What we are describing is neither a clinical case nor things that happen in a hospital. It is the disruption of politics that draws on many other sources: the plurality of the sectarian leaderships have been shrinking further, as the Lebanese historian and intellectual Ahmed Baydoun has repeatedly explained. Sects that had had multiple competing zaiims (chieftains) now have one or two at most. We also have the question of the "sacredness of the resistance," a hindrance to politics by definition that has been growing symbiotically with three other disruptive factors:
The first is that the “resistance community,” basically the Shiites, should not change. That is, it should not become divided along political lines because this undermines the ‘sacred’ (Hezbollah), which should never be undermined. The recent elections are the latest proof of that.
Second, so long as the "resistance community," a large sect, is forbidden from changing, then all change is forbidden. That is the lesson of October 17. Among the ramifications is that crimes, from the assassination of Rafik Hariri to the assassination of Lokman Slim, and the assassinations of the port and the economy perpetrated during the interval, are not prosecuted in any meaningful way. When an international court indicts, arresting the perpetrators is impossible.
No law, no institutions. What governs us is our unyielding fate, before which politics stands impotent and silent.
Third, we have the regional disruption, represented by the solid Iranian wall. It is most obvious in the experience of Saad Hariri (and Muqtada al-Sadr in Iraq): isolation from politics has become the only option.

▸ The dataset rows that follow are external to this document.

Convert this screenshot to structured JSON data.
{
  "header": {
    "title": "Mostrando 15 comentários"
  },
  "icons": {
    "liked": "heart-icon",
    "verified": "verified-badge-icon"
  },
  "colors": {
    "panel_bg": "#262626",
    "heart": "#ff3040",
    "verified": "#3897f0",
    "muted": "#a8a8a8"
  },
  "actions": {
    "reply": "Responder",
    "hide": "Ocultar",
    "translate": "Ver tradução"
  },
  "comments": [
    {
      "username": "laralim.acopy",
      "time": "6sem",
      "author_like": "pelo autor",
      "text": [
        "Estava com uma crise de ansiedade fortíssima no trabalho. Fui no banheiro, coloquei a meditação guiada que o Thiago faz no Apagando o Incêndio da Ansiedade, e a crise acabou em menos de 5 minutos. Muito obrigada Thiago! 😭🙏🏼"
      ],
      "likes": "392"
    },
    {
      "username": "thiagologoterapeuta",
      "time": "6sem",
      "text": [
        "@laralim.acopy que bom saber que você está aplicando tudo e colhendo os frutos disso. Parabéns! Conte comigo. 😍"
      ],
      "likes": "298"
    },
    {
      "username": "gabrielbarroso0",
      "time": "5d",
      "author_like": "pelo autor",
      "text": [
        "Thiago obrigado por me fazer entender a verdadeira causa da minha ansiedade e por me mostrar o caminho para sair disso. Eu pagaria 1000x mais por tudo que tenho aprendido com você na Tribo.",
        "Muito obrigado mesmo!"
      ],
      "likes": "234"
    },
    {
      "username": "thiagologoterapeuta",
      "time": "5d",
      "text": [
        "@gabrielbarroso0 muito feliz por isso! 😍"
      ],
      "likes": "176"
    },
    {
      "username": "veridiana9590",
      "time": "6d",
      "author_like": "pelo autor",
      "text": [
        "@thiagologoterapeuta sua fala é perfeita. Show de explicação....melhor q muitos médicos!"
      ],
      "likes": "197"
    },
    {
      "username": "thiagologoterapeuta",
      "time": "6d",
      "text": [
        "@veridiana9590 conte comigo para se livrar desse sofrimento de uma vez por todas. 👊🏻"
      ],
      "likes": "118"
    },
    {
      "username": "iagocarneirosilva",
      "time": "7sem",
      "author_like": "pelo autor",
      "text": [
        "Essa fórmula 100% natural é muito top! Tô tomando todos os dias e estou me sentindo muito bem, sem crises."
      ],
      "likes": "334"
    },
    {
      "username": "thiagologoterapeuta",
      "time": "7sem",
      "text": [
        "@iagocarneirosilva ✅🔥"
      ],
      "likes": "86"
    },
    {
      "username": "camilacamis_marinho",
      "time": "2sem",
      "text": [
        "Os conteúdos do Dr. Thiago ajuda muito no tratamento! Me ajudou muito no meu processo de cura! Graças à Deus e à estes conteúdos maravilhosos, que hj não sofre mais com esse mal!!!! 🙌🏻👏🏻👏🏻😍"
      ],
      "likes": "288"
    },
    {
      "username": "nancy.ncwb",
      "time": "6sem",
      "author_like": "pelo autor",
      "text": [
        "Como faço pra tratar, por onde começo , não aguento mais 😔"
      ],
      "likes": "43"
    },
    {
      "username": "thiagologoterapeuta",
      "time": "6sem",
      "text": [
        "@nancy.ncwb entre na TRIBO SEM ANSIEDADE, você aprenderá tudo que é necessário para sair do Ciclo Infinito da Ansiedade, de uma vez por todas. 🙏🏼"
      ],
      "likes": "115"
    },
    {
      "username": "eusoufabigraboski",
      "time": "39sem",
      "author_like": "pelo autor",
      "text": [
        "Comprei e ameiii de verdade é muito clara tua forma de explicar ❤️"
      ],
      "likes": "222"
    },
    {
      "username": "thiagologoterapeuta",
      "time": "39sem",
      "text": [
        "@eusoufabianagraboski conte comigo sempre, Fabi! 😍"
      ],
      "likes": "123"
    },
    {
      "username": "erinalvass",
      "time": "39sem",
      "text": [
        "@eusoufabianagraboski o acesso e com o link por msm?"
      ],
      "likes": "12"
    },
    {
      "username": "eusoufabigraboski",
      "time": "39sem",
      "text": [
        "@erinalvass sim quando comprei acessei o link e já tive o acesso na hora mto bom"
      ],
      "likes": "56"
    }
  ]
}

Once again, the psychological prevails over the political.
The implications of excluding politics become apparent once we look at the “change deputies” themselves: for some, their political experience began accumulating on October 17. Others had been politically engaged amid their turbulent student lives over a quarter of a century ago. Most of them are “good guys” facing up to “thugs.” They are indeed “good guys,” but this question’s political relevance is another matter.
Politics have been paralyzed by war, sectarianism, the resistance, and finally Syrian tutelage and an abundance of velvet gloves. In the aftermath of such a state of affairs, none of us knows what to say. Najat Aoun Saliba went further, saying the opposite of what she should.